The begining of the end...

My youngest son is one of the kids Rotary is sending out for a year abroad. He's been chosen to exchange to Turkey. Since my daughter left 4 years ago to live in Switzerland at the age of 16 and returned safely (although changed in that she now had a disdain for American chocolate and cheese-not worthy of being in the house much less eaten and an understanding of punctuality), I thought sending my 18 yr old son out for a year would be an easy task. I mean, I've done it once, why not again and hopefully I'll get another well rounded human returned to me... Yeah right.

Boys are totally different than girls. Girls talk to you. They tell you if they are scared, they ask fashion advice, they yell at you if you are being the slightest bit judgemental. Hell, girls yell at you for looking at them wrong. Boys don't. At least my son doesn't. Is he scared? I don't know. Does he care what clothes he'll wear over there? I don't know. Does he like the souvenirs I've purchased for him to give away? I don't know. Will he even miss me? I don't know. Being in an Islamic country, all I know is that he'll miss bacon. Sad commentary about my relationship with my son huh? I understand other kids so much better than my own.

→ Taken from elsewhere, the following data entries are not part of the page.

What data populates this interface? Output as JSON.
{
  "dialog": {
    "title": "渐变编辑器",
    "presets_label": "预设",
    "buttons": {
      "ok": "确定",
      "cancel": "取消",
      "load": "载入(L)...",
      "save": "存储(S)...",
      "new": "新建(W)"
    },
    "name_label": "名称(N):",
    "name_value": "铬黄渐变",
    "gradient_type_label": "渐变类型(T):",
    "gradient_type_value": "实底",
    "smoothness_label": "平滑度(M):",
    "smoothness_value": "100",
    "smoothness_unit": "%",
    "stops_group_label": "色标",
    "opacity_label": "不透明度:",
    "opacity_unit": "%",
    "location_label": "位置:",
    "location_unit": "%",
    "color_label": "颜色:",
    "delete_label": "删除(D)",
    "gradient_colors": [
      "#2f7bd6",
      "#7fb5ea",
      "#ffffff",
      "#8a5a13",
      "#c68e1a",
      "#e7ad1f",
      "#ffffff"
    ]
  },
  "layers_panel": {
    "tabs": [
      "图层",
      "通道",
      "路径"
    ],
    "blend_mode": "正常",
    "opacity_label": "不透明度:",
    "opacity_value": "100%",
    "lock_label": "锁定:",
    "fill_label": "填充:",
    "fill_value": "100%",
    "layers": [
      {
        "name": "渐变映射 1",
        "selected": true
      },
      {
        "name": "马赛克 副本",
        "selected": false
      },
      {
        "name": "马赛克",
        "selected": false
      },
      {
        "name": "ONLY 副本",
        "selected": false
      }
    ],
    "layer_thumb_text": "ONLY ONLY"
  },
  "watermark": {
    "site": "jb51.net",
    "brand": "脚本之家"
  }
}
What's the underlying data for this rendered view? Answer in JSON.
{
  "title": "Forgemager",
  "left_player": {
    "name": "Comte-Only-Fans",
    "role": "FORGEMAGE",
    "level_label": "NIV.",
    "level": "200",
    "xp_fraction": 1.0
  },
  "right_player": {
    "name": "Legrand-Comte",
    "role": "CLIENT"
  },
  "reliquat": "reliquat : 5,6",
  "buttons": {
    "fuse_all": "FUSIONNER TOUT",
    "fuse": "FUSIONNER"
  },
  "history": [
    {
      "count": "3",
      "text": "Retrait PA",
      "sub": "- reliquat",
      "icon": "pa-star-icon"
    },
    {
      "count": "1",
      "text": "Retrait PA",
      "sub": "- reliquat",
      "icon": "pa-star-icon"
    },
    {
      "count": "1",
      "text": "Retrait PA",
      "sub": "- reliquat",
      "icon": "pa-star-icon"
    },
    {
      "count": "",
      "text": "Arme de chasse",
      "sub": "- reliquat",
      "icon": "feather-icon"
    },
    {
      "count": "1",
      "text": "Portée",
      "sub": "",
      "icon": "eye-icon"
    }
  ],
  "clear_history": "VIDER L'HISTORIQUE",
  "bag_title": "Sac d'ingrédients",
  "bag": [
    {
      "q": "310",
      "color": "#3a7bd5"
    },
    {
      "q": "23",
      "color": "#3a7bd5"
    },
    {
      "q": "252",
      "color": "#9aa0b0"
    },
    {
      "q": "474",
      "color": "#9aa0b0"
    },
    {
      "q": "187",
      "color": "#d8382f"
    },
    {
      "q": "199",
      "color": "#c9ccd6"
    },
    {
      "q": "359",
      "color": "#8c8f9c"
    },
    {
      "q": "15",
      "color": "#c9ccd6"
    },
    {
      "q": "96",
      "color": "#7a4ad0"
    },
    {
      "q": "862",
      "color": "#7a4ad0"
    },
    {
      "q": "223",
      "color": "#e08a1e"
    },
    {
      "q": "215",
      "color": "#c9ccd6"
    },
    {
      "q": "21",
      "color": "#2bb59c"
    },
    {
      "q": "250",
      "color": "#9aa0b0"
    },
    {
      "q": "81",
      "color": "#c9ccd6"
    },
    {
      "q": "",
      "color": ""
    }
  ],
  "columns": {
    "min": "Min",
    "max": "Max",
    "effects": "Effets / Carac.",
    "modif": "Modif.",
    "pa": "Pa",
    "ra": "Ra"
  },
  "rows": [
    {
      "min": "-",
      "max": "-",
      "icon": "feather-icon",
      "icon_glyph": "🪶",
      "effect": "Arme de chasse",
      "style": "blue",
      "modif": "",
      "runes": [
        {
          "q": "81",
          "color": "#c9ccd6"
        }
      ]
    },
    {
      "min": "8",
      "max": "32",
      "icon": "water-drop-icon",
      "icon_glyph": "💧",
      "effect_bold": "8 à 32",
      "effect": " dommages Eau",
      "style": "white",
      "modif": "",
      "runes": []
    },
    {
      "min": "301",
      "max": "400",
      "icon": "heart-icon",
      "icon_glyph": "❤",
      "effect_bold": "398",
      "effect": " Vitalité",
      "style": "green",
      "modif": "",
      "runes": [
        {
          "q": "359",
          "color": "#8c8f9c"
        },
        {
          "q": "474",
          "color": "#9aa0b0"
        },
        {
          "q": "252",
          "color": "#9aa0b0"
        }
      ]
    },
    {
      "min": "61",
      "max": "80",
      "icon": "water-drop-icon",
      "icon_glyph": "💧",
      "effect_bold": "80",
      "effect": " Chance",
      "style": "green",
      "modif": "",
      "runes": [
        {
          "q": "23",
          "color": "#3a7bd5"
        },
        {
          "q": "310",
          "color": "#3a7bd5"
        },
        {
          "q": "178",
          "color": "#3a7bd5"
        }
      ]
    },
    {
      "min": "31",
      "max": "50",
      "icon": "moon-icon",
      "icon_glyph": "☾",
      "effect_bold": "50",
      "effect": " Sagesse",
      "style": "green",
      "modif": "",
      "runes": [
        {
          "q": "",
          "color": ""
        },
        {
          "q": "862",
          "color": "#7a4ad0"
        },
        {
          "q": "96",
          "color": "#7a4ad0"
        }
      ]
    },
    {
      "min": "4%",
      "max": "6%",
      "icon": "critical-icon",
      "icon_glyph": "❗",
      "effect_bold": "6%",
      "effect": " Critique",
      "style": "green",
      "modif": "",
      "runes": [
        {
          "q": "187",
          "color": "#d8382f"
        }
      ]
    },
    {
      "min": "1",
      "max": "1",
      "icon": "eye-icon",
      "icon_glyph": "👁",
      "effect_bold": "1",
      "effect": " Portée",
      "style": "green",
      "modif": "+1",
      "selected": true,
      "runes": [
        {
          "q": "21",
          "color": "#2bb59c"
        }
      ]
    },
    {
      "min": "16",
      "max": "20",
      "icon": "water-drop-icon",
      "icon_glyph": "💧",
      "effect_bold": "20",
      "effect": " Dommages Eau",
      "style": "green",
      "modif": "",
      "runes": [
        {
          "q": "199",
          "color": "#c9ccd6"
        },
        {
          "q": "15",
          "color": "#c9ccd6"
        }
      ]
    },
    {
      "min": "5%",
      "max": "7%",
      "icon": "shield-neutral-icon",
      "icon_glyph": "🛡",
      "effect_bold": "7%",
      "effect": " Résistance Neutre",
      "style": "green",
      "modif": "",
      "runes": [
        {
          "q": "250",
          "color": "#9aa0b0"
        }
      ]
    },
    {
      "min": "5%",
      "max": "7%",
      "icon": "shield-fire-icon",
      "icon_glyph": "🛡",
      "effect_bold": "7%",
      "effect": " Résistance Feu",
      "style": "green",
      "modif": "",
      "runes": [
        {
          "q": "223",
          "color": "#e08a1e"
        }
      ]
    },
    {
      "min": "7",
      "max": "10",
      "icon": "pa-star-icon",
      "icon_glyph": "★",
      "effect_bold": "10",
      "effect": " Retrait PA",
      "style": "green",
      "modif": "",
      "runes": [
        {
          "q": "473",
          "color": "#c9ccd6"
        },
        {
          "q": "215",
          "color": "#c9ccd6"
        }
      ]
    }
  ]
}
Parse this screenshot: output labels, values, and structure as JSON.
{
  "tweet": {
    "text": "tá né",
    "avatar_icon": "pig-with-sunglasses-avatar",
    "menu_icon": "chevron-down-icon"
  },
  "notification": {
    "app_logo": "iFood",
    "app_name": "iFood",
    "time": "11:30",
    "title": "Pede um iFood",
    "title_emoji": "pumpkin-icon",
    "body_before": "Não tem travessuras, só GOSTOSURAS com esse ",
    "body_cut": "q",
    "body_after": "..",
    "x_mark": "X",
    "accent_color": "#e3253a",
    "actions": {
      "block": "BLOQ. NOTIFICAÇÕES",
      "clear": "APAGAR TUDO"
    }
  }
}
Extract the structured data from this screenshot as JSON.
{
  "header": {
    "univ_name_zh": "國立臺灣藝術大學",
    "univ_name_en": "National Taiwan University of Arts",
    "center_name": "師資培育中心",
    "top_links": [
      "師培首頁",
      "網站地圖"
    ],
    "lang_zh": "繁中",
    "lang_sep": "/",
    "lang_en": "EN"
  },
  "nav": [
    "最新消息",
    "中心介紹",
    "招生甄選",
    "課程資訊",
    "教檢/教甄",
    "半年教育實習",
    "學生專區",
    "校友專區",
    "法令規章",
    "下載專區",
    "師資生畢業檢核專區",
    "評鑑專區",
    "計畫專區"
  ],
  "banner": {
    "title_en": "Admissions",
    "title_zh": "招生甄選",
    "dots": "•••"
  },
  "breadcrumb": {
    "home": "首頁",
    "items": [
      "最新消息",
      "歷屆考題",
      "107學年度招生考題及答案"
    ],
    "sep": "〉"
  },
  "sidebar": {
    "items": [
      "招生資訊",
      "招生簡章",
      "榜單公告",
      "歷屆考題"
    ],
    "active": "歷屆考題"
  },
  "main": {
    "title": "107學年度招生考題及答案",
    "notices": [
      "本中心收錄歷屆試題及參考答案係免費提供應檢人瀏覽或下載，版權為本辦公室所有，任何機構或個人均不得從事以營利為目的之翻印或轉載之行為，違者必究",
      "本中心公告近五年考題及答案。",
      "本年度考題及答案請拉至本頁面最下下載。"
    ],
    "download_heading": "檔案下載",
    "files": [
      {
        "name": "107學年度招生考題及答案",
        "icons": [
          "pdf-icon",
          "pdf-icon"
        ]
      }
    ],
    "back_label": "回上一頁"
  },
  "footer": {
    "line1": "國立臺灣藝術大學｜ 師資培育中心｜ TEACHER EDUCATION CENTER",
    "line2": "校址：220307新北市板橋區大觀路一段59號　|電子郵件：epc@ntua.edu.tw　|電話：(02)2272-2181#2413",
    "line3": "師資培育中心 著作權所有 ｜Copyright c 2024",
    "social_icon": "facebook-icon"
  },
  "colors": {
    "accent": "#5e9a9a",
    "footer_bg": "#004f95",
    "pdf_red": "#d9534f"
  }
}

I have to hang my hat on the fact that the kids we send out, return changed, matured & thankful to their parents that they have been given such a wonderful opportunity. I see that every year when the kids come home and we "debrief" them. I've counseled so many parents that their kids will be safe and returned to them. Rotary does not take chances. We run the best exchange program in the world. There is a world-wide support network in place. Why then am I scared? Is it because I can't judge if my son has absorbed any of what I've taught him? I get no feedback from him other than surly half-replies. What if he embarrasses me by talking to his host families or the club members they way he does me? Can I tell him not to go until he proves to me he's old enough to handle this big task? Dammit. This is frustrating.